Regional pathways differ sharply. By 2050, electricity could supply around 64 percent of final energy consumption in the EU-27, roughly 50 percent in Africa and about 54 percent globally. These outcomes depend on income levels, grid readiness, resource endowments, investment capacity and policy design.
IRENA calls for global electrification and grid enhancement targets for 2035, supported by national and regional roadmaps. These targets would sit alongside existing goals to triple renewable capacity and double energy efficiency improvements by 2030. Their purpose is alignment: renewables, end-use electrification, grid expansion, storage, market design and finance need to move together.

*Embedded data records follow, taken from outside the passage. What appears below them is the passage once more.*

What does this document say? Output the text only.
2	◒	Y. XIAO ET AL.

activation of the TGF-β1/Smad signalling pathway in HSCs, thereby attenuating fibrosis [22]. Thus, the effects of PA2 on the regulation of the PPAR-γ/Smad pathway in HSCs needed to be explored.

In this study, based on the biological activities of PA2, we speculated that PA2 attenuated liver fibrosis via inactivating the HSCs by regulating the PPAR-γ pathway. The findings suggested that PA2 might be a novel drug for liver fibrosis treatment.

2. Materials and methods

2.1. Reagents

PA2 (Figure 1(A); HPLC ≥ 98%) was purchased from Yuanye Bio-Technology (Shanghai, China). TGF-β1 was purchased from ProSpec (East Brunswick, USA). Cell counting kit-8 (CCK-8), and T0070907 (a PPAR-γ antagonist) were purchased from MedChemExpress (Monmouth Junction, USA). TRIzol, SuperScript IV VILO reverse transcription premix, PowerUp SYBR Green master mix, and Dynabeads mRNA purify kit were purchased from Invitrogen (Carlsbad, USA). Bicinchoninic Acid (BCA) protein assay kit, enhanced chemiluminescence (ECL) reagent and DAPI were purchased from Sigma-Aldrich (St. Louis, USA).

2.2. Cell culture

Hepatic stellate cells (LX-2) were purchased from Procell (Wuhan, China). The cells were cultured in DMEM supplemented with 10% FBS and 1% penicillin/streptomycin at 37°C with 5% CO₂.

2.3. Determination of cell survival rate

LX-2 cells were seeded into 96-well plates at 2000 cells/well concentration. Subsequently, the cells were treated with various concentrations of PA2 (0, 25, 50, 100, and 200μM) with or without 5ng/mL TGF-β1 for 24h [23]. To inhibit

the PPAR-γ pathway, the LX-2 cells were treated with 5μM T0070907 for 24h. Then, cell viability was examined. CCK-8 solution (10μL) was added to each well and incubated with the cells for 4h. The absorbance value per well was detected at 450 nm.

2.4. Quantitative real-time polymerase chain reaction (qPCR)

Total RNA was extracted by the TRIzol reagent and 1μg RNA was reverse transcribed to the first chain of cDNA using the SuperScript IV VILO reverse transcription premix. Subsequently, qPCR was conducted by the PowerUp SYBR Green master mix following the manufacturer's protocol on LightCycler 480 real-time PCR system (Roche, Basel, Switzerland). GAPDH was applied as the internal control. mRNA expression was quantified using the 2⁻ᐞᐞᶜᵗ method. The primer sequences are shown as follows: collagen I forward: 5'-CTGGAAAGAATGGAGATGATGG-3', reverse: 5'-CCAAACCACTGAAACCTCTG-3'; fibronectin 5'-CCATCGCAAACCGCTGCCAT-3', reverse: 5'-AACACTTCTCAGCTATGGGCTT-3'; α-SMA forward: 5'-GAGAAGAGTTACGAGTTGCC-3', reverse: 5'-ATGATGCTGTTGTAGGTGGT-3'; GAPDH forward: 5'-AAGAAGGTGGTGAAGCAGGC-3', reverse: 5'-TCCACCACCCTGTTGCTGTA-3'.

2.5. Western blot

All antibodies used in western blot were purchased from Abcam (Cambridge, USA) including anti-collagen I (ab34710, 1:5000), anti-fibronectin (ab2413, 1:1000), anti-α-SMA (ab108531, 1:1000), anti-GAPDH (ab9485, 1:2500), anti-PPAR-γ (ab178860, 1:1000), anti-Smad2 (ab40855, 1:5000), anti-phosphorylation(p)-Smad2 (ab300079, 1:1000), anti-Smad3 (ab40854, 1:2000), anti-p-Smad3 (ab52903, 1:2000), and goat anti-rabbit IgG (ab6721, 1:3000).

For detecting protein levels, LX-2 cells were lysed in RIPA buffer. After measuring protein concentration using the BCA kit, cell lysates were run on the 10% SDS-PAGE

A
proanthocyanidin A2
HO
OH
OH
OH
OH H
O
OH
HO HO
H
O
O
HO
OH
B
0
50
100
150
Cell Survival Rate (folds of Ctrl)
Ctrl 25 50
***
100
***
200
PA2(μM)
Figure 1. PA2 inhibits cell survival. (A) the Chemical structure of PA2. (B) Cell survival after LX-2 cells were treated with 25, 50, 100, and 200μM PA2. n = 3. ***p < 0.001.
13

The policy agenda is demanding. Governments need credible fossil fuel phase-down timelines, subsidy reform, clear price signals, faster permitting, modernized electricity markets, stronger skills systems, private finance, concessional capital and institutional coordination across energy, transport, industry, buildings, finance and planning authorities.
The transition has already proved that renewables can scale. The next test is whether electricity systems can carry that growth into the real economy.
IRENA’s conclusion is pragmatic. Electrification can cut fossil fuel demand, strengthen energy security, reduce emissions and support development. Yet clean electricity has limited value if it remains stranded behind weak grids, slow permits and underfunded infrastructure.
The energy transition is entering its infrastructure decade. The countries that move fastest will be those that connect renewables to demand, design flexibility into power systems and turn electrification into a practical route away from fossil fuels.